STEPANAKERT—The Russian tycoon, German Sterligov, who moved to the Nagorno-Karabakh Republic this week, announced on Wednesday that he will hold a press conference in Shushi on Monday to discuss factors relating to his relocation to the Nagorno-Karabakh Republic.
Meanwhile, Russian television reported that Sterligov’s wife, Aloyona, will pursuing her passion for fashion design in Artsakh and has already begun putting together a line.
“My wife has already begun sewing and very soon she will open a fashion center in Karabakh called the Alyona Sterligova center,” German told Ren-tv.
The 48-year-old Russian businessman has not elaborated his reasons for moving to Artsakh, saying that he will answer all questions during a press conference in Shushi.
He posted a picture on Tuesday on his personal page on the Russian social media site, V Kontakte of him riding a donkey in a village, with a tagline “I just came down from the mountains, surfed on the Internet and got stunned,” referring to Russian media reports that claimed that he had fled Russia to avoid prosecution for his alleged involvement in criminal activity.
“I am scheduling a news conference for next Monday,” he said on V Kontak. “The venue — the blooming garden of Nagorno-Karabakh, the ancient Armenian town of Shushi. Dear journalists, arrange assignments [to Karabakh] and you’ll learn the truth.”
Some Russian media outlets reported that Sterligov fled Russia because incriminating testimony was given by two people who are serving time in Russia for “politically motivated killings.”
His lawyer, Artur Ayrapetov, who is Armenian, called those reports “slander,” adding that they provided Sterligov “additional incentive” to leave.
Azatutyun.am reported that Ayrapetov said on Monday that his client has moved to Karabakh because he has a “good rapport with many respected persons in Armenia.” “Besides, all those values which he has applied to his Sloboda in recent times have already been put into practice in Nagorno-Karabakh,” he told the “Moskovsky Komsomolets” daily.
According to Azatutyun.am, Sterligov rose to prominence in 1990 when he founded, together with several other Russian entrepreneurs, the Soviet Union’s first commodities exchange at the age of 24. It served as a launch pad for a financial empire with offices in London and New York which he built in the following years.
Sterligov subsequently became known as a deeply religious man with hardline nationalist views and extreme hostility to science and technology, which he accuses of destroying humankind.
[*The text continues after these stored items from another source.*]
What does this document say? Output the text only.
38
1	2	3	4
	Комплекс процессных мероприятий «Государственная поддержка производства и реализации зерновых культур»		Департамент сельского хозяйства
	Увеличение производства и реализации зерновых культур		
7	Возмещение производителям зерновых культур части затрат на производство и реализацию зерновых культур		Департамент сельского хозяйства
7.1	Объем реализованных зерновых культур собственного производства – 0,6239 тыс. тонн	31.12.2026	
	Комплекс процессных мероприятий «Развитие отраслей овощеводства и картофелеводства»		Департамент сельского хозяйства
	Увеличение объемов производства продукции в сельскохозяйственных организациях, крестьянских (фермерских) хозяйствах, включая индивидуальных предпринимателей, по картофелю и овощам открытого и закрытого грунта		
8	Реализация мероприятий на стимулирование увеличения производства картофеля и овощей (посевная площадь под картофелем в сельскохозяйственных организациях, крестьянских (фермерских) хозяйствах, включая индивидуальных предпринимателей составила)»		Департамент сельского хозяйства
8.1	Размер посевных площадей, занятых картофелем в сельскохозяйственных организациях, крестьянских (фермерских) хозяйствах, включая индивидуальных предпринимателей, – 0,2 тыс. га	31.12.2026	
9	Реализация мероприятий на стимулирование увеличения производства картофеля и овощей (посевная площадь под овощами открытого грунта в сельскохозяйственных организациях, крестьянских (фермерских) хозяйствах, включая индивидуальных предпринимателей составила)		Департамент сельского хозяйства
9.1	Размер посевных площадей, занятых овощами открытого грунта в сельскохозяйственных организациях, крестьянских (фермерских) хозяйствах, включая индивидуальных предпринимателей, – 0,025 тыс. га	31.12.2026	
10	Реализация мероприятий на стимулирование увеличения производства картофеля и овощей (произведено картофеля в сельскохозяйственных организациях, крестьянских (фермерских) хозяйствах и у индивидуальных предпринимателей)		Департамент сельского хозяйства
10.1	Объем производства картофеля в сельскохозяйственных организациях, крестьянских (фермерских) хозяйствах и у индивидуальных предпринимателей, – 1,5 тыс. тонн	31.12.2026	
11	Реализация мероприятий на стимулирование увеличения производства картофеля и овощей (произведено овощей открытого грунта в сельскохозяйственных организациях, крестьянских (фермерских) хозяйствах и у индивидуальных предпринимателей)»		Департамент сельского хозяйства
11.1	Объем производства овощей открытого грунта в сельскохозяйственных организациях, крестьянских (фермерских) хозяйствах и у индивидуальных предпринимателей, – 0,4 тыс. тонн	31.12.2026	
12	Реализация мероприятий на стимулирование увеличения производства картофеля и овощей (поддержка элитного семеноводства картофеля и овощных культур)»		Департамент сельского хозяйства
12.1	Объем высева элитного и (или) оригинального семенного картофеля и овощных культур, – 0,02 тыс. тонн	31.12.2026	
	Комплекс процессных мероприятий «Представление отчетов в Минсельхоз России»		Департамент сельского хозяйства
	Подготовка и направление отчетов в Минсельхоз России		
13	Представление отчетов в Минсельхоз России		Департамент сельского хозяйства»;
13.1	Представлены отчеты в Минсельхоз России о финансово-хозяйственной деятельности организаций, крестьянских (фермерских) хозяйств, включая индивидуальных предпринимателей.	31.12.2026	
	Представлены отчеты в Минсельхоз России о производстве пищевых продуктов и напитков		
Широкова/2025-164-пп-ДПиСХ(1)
He tried unsuccessfully to run for the Russian presidency in 2004 after failed bids to become mayor of Moscow and governor of the vast Krasnoyarsk region in Siberia.
In 2004, Sterligov abandoned much of his wealth to move deep into the Russian countryside and live a traditional peasant lifestyle there with his wife and five children. As he explained to the BBC afterwards, he wanted to escape “the mercenary atmosphere, the envy and the hustle” of Moscow.
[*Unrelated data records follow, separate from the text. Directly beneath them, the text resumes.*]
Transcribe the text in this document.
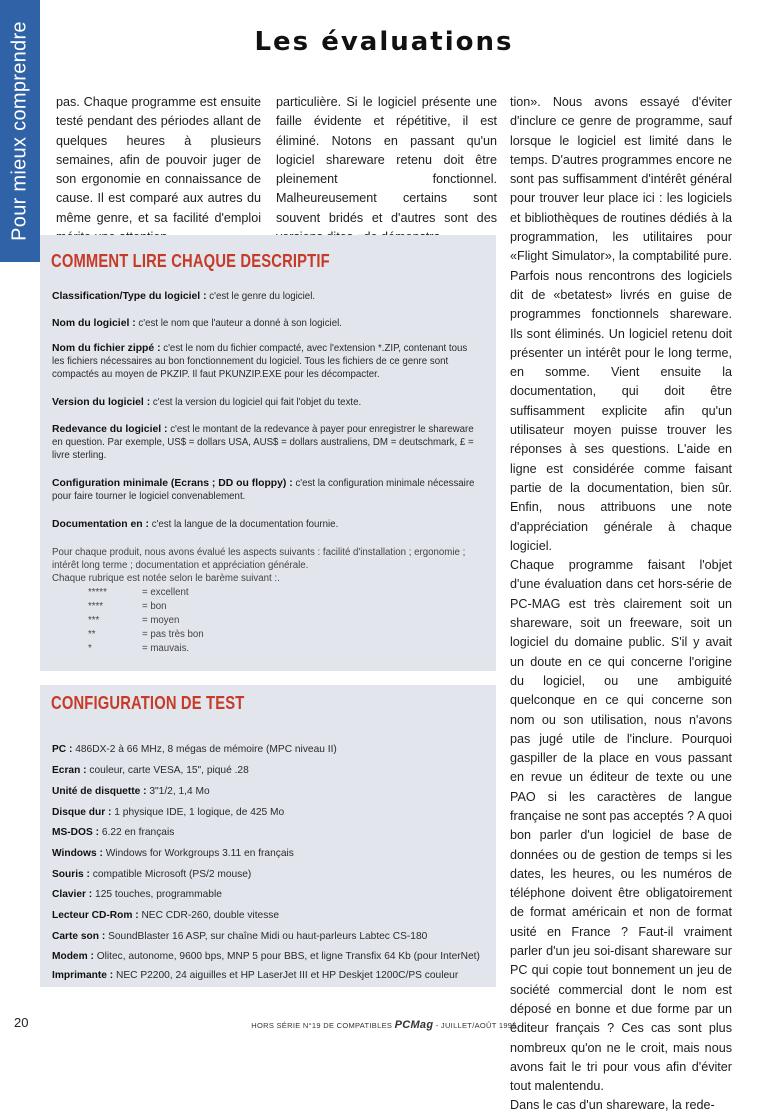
Pour mieux comprendre	Les évaluations
pas. Chaque programme est ensuite testé pendant des périodes allant de quelques heures à plusieurs semaines, afin de pouvoir juger de son ergonomie en connaissance de cause. Il est comparé aux autres du même genre, et sa facilité d'emploi
particulière. Si le logiciel présente une faille évidente et répétitive, il est éliminé. Notons en passant qu'un logiciel shareware retenu doit être pleinement fonctionnel. Malheureusement certains sont souvent bridés et d'autres sont des

tion». Nous avons essayé d'éviter d'inclure ce genre de programme, sauf lorsque le logiciel est limité dans le temps. D'autres programmes encore ne sont pas suffisamment d'intérêt général pour trouver leur place ici : les logiciels et bibliothèques de routines dédiés à la programmation, les utilitaires pour «Flight Simulator», la comptabilité pure. Parfois nous rencontrons des logiciels dit de «betatest» livrés en guise de programmes fonctionnels shareware. Ils sont éliminés. Un logiciel retenu doit présenter un intérêt pour le long terme, en somme. Vient ensuite la documentation, qui doit être suffisamment explicite afin qu'un utilisateur moyen puisse trouver les réponses à ses questions. L'aide en ligne est considérée comme faisant partie de la documentation, bien sûr. Enfin, nous attribuons une note d'appréciation générale à chaque logiciel.

Chaque programme faisant l'objet d'une évaluation dans cet hors-série de PC-MAG est très clairement soit un shareware, soit un freeware, soit un logiciel du domaine public. S'il y avait un doute en ce qui concerne l'origine du logiciel, ou une ambiguité quelconque en ce qui concerne son nom ou son utilisation, nous n'avons pas jugé utile de l'inclure. Pourquoi gaspiller de la place en vous passant en revue un éditeur de texte ou une PAO si les caractères de langue française ne sont pas acceptés ? A quoi bon parler d'un logiciel de base de données ou de gestion de temps si les dates, les heures, ou les numéros de téléphone doivent être obligatoirement de format américain et non de format usité en France ? Faut-il vraiment parler d'un jeu soi-disant shareware sur PC qui copie tout bonnement un jeu de société commercial dont le nom est déposé en bonne et due forme par un éditeur français ? Ces cas sont plus nombreux qu'on ne le croit, mais nous avons fait le tri pour vous afin d'éviter tout malentendu.

Dans le cas d'un shareware, la rede-

COMMENT LIRE CHAQUE DESCRIPTIF
Classification/Type du logiciel : c'est le genre du logiciel.
Nom du logiciel : c'est le nom que l'auteur a donné à son logiciel.
Nom du fichier zippé : c'est le nom du fichier compacté, avec l'extension *.ZIP, contenant tous les fichiers nécessaires au bon fonctionnement du logiciel. Tous les fichiers de ce genre sont compactés au moyen de PKZIP. Il faut PKUNZIP.EXE pour les décompacter.
Version du logiciel : c'est la version du logiciel qui fait l'objet du texte.
Redevance du logiciel : c'est le montant de la redevance à payer pour enregistrer le shareware en question. Par exemple, US$ = dollars USA, AUS$ = dollars australiens, DM = deutschmark, £ = livre sterling.
Configuration minimale (Ecrans ; DD ou floppy) : c'est la configuration minimale nécessaire pour faire tourner le logiciel convenablement.
Documentation en : c'est la langue de la documentation fournie.
Pour chaque produit, nous avons évalué les aspects suivants : facilité d'installation ; ergonomie ; intérêt long terme ; documentation et appréciation générale.
Chaque rubrique est notée selon le barème suivant :.
*****	= excellent
****	= bon
***	= moyen
**	= pas très bon
*	= mauvais.
CONFIGURATION DE TEST
PC : 486DX-2 à 66 MHz, 8 mégas de mémoire (MPC niveau II)
Ecran : couleur, carte VESA, 15", piqué .28
Unité de disquette : 3"1/2, 1,4 Mo
Disque dur : 1 physique IDE, 1 logique, de 425 Mo
MS-DOS : 6.22 en français
Windows : Windows for Workgroups 3.11 en français
Souris : compatible Microsoft (PS/2 mouse)
Clavier : 125 touches, programmable
Lecteur CD-Rom : NEC CDR-260, double vitesse
Carte son : SoundBlaster 16 ASP, sur chaîne Midi ou haut-parleurs Labtec CS-180
Modem : Olitec, autonome, 9600 bps, MNP 5 pour BBS, et ligne Transfix 64 Kb (pour InterNet)
Imprimante : NEC P2200, 24 aiguilles et HP LaserJet III et HP Deskjet 1200C/PS couleur
20	HORS SÉRIE N°19 DE COMPATIBLES PCMag - JUILLET/AOÛT 1995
Four years later, Sterligov founded in central Russia the Sloboda rural commune that offered free housing, healthcare and other public services to young and married Russians willing to work there as farmers or craftsmen. Later in 2008, he resumed his entrepreneurial activities in Moscow, setting up a trading and financial services company.
The Russian media reported over the weekend that the eccentric tycoon wearing a big bushy beard is again selling off his assets and has left Russia for Karabakh together with his family.
“He was forced to leave the country by serious circumstances,” the Interfax news agency quoted an aide to Sterligov, Polina Sirota, as saying. “It’s not bandits, it’s a higher level,” she added without elaborating.
On Tuesday, the Azerbaijani Foreign Ministry placed him on the now infamous black list of people who visit the Nagorno-Karabakh Republic.